I haven't posted in a while. The weekend before last I flew home. I've been recovering from the trip and adjusting to being home again. That's always a rough transition for me. Jet lag, 3 dogs, 2 teenagers, a dirty house. It's a lot to take in after being gone for 3 weeks. I haven't even completely unpacked.
My blood sugar isn't any better so far. I titrated up on the medication Saturday. The only difference so far is increased gas and bloating. My blood sugar still drops every day. I have been trying to just correct it and go on with whatever plans we had for the day. There have been things on the calendar for every day since I've returned. Dropping my son off at soccer camp and picking him up. Errands. Family activities. I have also been trying to get the house cleaned a bit.
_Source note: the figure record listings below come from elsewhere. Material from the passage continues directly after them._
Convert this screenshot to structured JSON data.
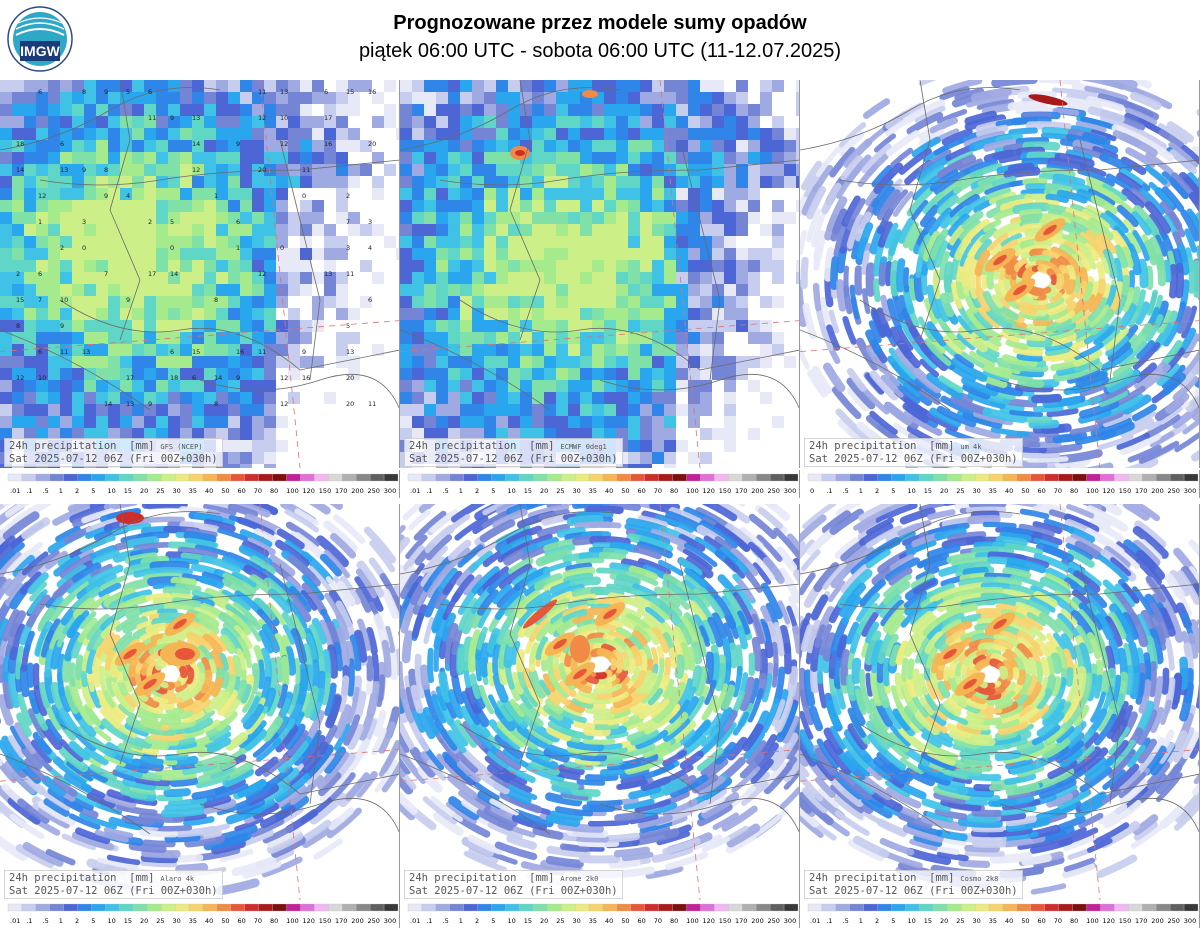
{
  "header": {
    "title": "Prognozowane przez modele sumy opadów",
    "subtitle": "piątek 06:00 UTC - sobota 06:00 UTC (11-12.07.2025)",
    "logo_text": "IMGW"
  },
  "colors": {
    "scale": [
      "#ffffff",
      "#e7e9f7",
      "#c7cdee",
      "#9fa9e2",
      "#7585d6",
      "#4c66d6",
      "#2f86e8",
      "#2aa6ee",
      "#40c2e6",
      "#5fd6c6",
      "#7fe0a8",
      "#a6ea8e",
      "#cdef88",
      "#eceb80",
      "#f6d36c",
      "#f5b554",
      "#f08a44",
      "#e6573a",
      "#cf2c2c",
      "#a81a1a",
      "#7d0f0f",
      "#c0209a",
      "#e070d8",
      "#f0b8ee",
      "#d8d8d8",
      "#b0b0b0",
      "#888888",
      "#606060",
      "#383838"
    ]
  },
  "panels": [
    {
      "id": "gfs",
      "label_line1": "24h precipitation  [mm]",
      "model": "GFS (NCEP)",
      "label_line2": "Sat 2025-07-12 06Z (Fri 00Z+030h)",
      "legend": [
        ".01",
        ".1",
        ".5",
        "1",
        "2",
        "5",
        "10",
        "15",
        "20",
        "25",
        "30",
        "35",
        "40",
        "50",
        "60",
        "70",
        "80",
        "100",
        "120",
        "150",
        "170",
        "200",
        "250",
        "300"
      ]
    },
    {
      "id": "ecmwf",
      "label_line1": "24h precipitation  [mm]",
      "model": "ECMWF 0deg1",
      "label_line2": "Sat 2025-07-12 06Z (Fri 00Z+030h)",
      "legend": [
        ".01",
        ".1",
        ".5",
        "1",
        "2",
        "5",
        "10",
        "15",
        "20",
        "25",
        "30",
        "35",
        "40",
        "50",
        "60",
        "70",
        "80",
        "100",
        "120",
        "150",
        "170",
        "200",
        "250",
        "300"
      ]
    },
    {
      "id": "um",
      "label_line1": "24h precipitation  [mm]",
      "model": "um 4k",
      "label_line2": "Sat 2025-07-12 06Z (Fri 00Z+030h)",
      "legend": [
        "0",
        ".1",
        ".5",
        "1",
        "2",
        "5",
        "10",
        "15",
        "20",
        "25",
        "30",
        "35",
        "40",
        "50",
        "60",
        "70",
        "80",
        "100",
        "120",
        "150",
        "170",
        "200",
        "250",
        "300"
      ]
    },
    {
      "id": "alaro",
      "label_line1": "24h precipitation  [mm]",
      "model": "Alaro 4k",
      "label_line2": "Sat 2025-07-12 06Z (Fri 00Z+030h)",
      "legend": [
        ".01",
        ".1",
        ".5",
        "1",
        "2",
        "5",
        "10",
        "15",
        "20",
        "25",
        "30",
        "35",
        "40",
        "50",
        "60",
        "70",
        "80",
        "100",
        "120",
        "150",
        "170",
        "200",
        "250",
        "300"
      ]
    },
    {
      "id": "arome",
      "label_line1": "24h precipitation  [mm]",
      "model": "Arome 2k0",
      "label_line2": "Sat 2025-07-12 06Z (Fri 00Z+030h)",
      "legend": [
        ".01",
        ".1",
        ".5",
        "1",
        "2",
        "5",
        "10",
        "15",
        "20",
        "25",
        "30",
        "35",
        "40",
        "50",
        "60",
        "70",
        "80",
        "100",
        "120",
        "150",
        "170",
        "200",
        "250",
        "300"
      ]
    },
    {
      "id": "cosmo",
      "label_line1": "24h precipitation  [mm]",
      "model": "Cosmo 2k8",
      "label_line2": "Sat 2025-07-12 06Z (Fri 00Z+030h)",
      "legend": [
        ".01",
        ".1",
        ".5",
        "1",
        "2",
        "5",
        "10",
        "15",
        "20",
        "25",
        "30",
        "35",
        "40",
        "50",
        "60",
        "70",
        "80",
        "100",
        "120",
        "150",
        "170",
        "200",
        "250",
        "300"
      ]
    }
  ],
  "gfs_grid_values": [
    "6",
    "8",
    "9",
    "5",
    "6",
    "11",
    "13",
    "6",
    "15",
    "16",
    "11",
    "9",
    "13",
    "12",
    "10",
    "17",
    "18",
    "6",
    "14",
    "9",
    "12",
    "16",
    "20",
    "14",
    "13",
    "9",
    "8",
    "12",
    "20",
    "11",
    "12",
    "9",
    "4",
    "1",
    "0",
    "2",
    "1",
    "3",
    "2",
    "5",
    "6",
    "7",
    "3",
    "2",
    "0",
    "0",
    "1",
    "0",
    "3",
    "4",
    "2",
    "6",
    "7",
    "17",
    "14",
    "12",
    "13",
    "11",
    "15",
    "7",
    "10",
    "9",
    "8"
  ]
}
I am worn out. I am frustrated. I can't keep up with conversations with my family because their brains go so much faster than mine, and they always dart from one subject to another. Trying to keep them on one subject at a time is impossible, then I get frustrated with it, and they get frustrated with me. I know that soon I will once again stop trying to keep up with it. It is too hard. And that makes me very sad. Life seems to be swooshing by without me. Soon my babies will be grown and out of the house. I won't know who they are because I am too sick. I don't want to hold them back, but I don't want them to leave me behind either. My daughter really tries to spend time with me. My son is just at an age that he is so irritated with me that he doesn't want to take the time to try to talk to me. I really hope that at some point we can reconnect.
I go to my regular doctor today. I will talk with her about my increased pain level due to arthritis, and I will also request a referral to go to a therapist. I need help getting out of this dark place I am in. There is less and less light with each passing day. I don't know how to get out of it on my own. I wrote it down on my list of things to ask her, and I am writing it here. That way I won't be able to back out of asking. I hope.